Donald turned to Bucky and whispered, "We get this every week. The little kids don't understand a word. No worse, I guess, than what happens in shul."

"For millions of years," Mr. Blomback continued, "our race has seen in this blessed fire the means and emblem of light, warmth, protection, friendly gathering, council."

He paused as the roar of an airplane engine passed over the camp. This happened now round the clock. An army air corps base had opened at the beginning of the war some seventy miles to the north, and Indian Hill was on its flyway.

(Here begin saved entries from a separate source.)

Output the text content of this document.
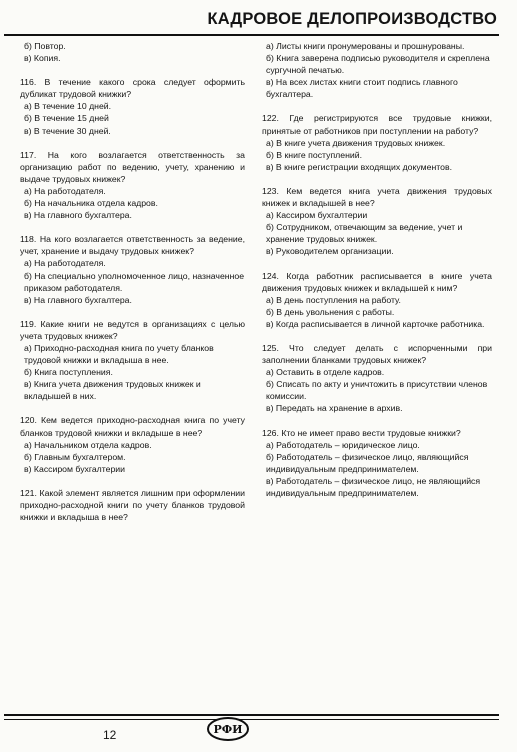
КАДРОВОЕ ДЕЛОПРОИЗВОДСТВО
б) Повтор.
в) Копия.
116. В течение какого срока следует оформить дубликат трудовой книжки?
а) В течение 10 дней.
б) В течение 15 дней
в) В течение 30 дней.
117. На кого возлагается ответственность за организацию работ по ведению, учету, хранению и выдаче трудовых книжек?
а) На работодателя.
б) На начальника отдела кадров.
в) На главного бухгалтера.
118. На кого возлагается ответственность за ведение, учет, хранение и выдачу трудовых книжек?
а) На работодателя.
б) На специально уполномоченное лицо, назначенное приказом работодателя.
в) На главного бухгалтера.
119. Какие книги не ведутся в организациях с целью учета трудовых книжек?
а) Приходно-расходная книга по учету бланков трудовой книжки и вкладыша в нее.
б) Книга поступления.
в) Книга учета движения трудовых книжек и вкладышей в них.
120. Кем ведется приходно-расходная книга по учету бланков трудовой книжки и вкладыше в нее?
а) Начальником отдела кадров.
б) Главным бухгалтером.
в) Кассиром бухгалтерии
121. Какой элемент является лишним при оформлении приходно-расходной книги по учету бланков трудовой книжки и вкладыша в нее?
а) Листы книги пронумерованы и прошнурованы.
б) Книга заверена подписью руководителя и скреплена сургучной печатью.
в) На всех листах книги стоит подпись главного бухгалтера.
122. Где регистрируются все трудовые книжки, принятые от работников при поступлении на работу?
а) В книге учета движения трудовых книжек.
б) В книге поступлений.
в) В книге регистрации входящих документов.
123. Кем ведется книга учета движения трудовых книжек и вкладышей в нее?
а) Кассиром бухгалтерии
б) Сотрудником, отвечающим за ведение, учет и хранение трудовых книжек.
в) Руководителем организации.
124. Когда работник расписывается в книге учета движения трудовых книжек и вкладышей к ним?
а) В день поступления на работу.
б) В день увольнения с работы.
в) Когда расписывается в личной карточке работника.
125. Что следует делать с испорченными при заполнении бланками трудовых книжек?
а) Оставить в отделе кадров.
б) Списать по акту и уничтожить в присутствии членов комиссии.
в) Передать на хранение в архив.
126. Кто не имеет право вести трудовые книжки?
а) Работодатель – юридическое лицо.
б) Работодатель – физическое лицо, являющийся индивидуальным предпринимателем.
в) Работодатель – физическое лицо, не являющийся индивидуальным предпринимателем.
12	РФИ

"All the hallow of the ancient thoughts," Mr. Blomback said, "of hearth, fireside, home, is centered on its glow, and the home tie itself is weakened with the waning of the home fire. Only the ancient sacred fire of wood has power to touch and thrill the chords of primitive remembrance. Your campfire partner wins your love, and having camped in peace together — having marveled together at the morning sun, the evening light, the stars, the moon, the storms, the sunset, the dark of night — yours is a lasting bond of union, however wide your worlds may be apart."

Unfolding his two fringed arms, he extended them toward the assembly, and in unison the campers retorted to the stream of grandiloquence: "The campfire is the focal center of all primitive brotherhood. We shall not fail to use its magic."

The drummers now took up their tom-tom beat, and Donald whispered to Bucky, "An Indian historian. Somebody Seton. That's his god. Those are his words. Mr. Blomback uses the same Indian name as Seton: Black Wolf. He doesn't think any of this is nonsense."

Next a figure wearing the mask of a big-beaked bird stood in the front row and approached the ready-laid fire. He bowed his head to Mr. Blomback and then addressed the campers.

"Meetah Kola nayhoon-po omnicheeyay nee-chopi."

"It's our medicine man," whispered Donald. "It's Barry Feinberg."

"Hear me, my friends," the medicine man continued, translating his Indian sentence into English. "We are about to hold a council."

A boy stepped forward from the first row carrying several pieces of wood in his hand, one shaped like a bow, another a stick about a foot long with a sharpened end, and several smaller pieces. He set them on the ground near the medicine man.

"Now light we the council fire," the medicine man said, "after the manner of the forest children, not in the way of the white man, but — even as Wa-konda himself doth light his fire — by the rubbing together of two trees in the storm, so cometh forth the sacred fire from the wood of the forest."

The medicine man knelt, and many of the campers stood to watch as he used the bow and the long, pointed drill and the other odd bits of wood to attempt to ignite a fire.